A Better Day is Breaking
Almost a hundred people – rulers, leaders and officers of the church – were gathered together in the small hall.
The convener of the assembly rose to his feet – a grey-headed man of almost seventy years. Everyone fell silent.
‘Welcome, honourable friends,’ said the convenor with a smile.
‘I know very well that some of you have been at each other’s throats in years past. Be that as it may, I would respectfully ask you to put all enmity and suspicion to one side.
‘I ask you to do this because I have a new law, a law of the greatest importance, to set before you.
‘Is there anyone present here today who has not seen the body of a child or infant killed in battle and heard weeping and wailing, mothers weeping for their children because they are alive no longer?
‘Is there anyone present here who has not seen a child in anguish, howling beside the cold body of his mother on the field of battle?
‘Honourable friends, I place before you the Law of the Innocents, the Lex Innocentium, which decrees that our warriors are forbidden from maiming or killing women, children or people of religion under any circumstances.
‘There is not, nor was there ever, a law like this to protect non-combatants even though mankind has taken pleasure in war since the beginning of time.
‘But we today are courageous, just and civilised men. A better day is dawning. Will we swear an oath to accept wholeheartedly the Lex Innocenti so that the slaughter of non-combatants will never happen again?

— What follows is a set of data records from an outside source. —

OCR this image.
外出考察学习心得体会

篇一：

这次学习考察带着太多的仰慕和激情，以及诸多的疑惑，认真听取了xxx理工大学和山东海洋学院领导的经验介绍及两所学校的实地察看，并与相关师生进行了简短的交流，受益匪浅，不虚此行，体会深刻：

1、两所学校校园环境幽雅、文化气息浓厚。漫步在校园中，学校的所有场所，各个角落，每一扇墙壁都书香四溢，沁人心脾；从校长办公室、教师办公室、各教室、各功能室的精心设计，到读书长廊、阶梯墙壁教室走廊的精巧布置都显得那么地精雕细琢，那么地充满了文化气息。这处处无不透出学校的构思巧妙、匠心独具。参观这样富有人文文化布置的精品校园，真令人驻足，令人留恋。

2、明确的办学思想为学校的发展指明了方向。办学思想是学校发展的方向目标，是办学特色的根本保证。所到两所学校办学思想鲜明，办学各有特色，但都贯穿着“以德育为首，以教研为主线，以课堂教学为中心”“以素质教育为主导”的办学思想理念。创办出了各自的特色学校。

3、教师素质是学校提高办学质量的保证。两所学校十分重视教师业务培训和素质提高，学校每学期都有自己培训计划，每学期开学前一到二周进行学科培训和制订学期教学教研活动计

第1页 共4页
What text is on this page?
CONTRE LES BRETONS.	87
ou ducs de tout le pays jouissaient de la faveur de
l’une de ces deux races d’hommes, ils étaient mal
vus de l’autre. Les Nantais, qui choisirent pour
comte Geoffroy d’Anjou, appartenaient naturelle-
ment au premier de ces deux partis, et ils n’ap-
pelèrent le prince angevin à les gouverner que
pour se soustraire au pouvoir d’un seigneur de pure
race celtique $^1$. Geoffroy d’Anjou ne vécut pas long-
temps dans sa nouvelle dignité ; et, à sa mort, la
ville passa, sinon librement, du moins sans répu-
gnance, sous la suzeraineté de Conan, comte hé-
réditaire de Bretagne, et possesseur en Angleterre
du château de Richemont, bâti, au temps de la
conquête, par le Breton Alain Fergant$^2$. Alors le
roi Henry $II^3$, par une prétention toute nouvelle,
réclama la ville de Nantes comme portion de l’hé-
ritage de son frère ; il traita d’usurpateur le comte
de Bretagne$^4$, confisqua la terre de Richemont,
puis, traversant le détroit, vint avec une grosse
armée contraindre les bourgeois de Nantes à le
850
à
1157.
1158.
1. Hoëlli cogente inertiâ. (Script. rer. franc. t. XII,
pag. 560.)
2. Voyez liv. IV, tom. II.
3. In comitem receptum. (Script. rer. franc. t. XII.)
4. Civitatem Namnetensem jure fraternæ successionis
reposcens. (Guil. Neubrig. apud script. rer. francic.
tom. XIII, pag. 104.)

‘Honourable friends, would you please rise to your feet to show that you sanction this new legislation?’
With one mind, every man in the hall rose to his feet.
Synod of Birr, Ireland 697 AD
Post-script. In 697 AD, Adomnán, the ninth Abbot of Iona convened a synod in Birr, a small town in the centre of Ireland. Adomnán was renowned as a man of great ability and the most influential kings, warlords, leaders and churchmen came from Britain and Ireland to the synod. Ninety-one men signed the Lex Innocentium that day. There was no clearer law regarding non-combatants until the Fourth Geneva Convention was ratified in 1949.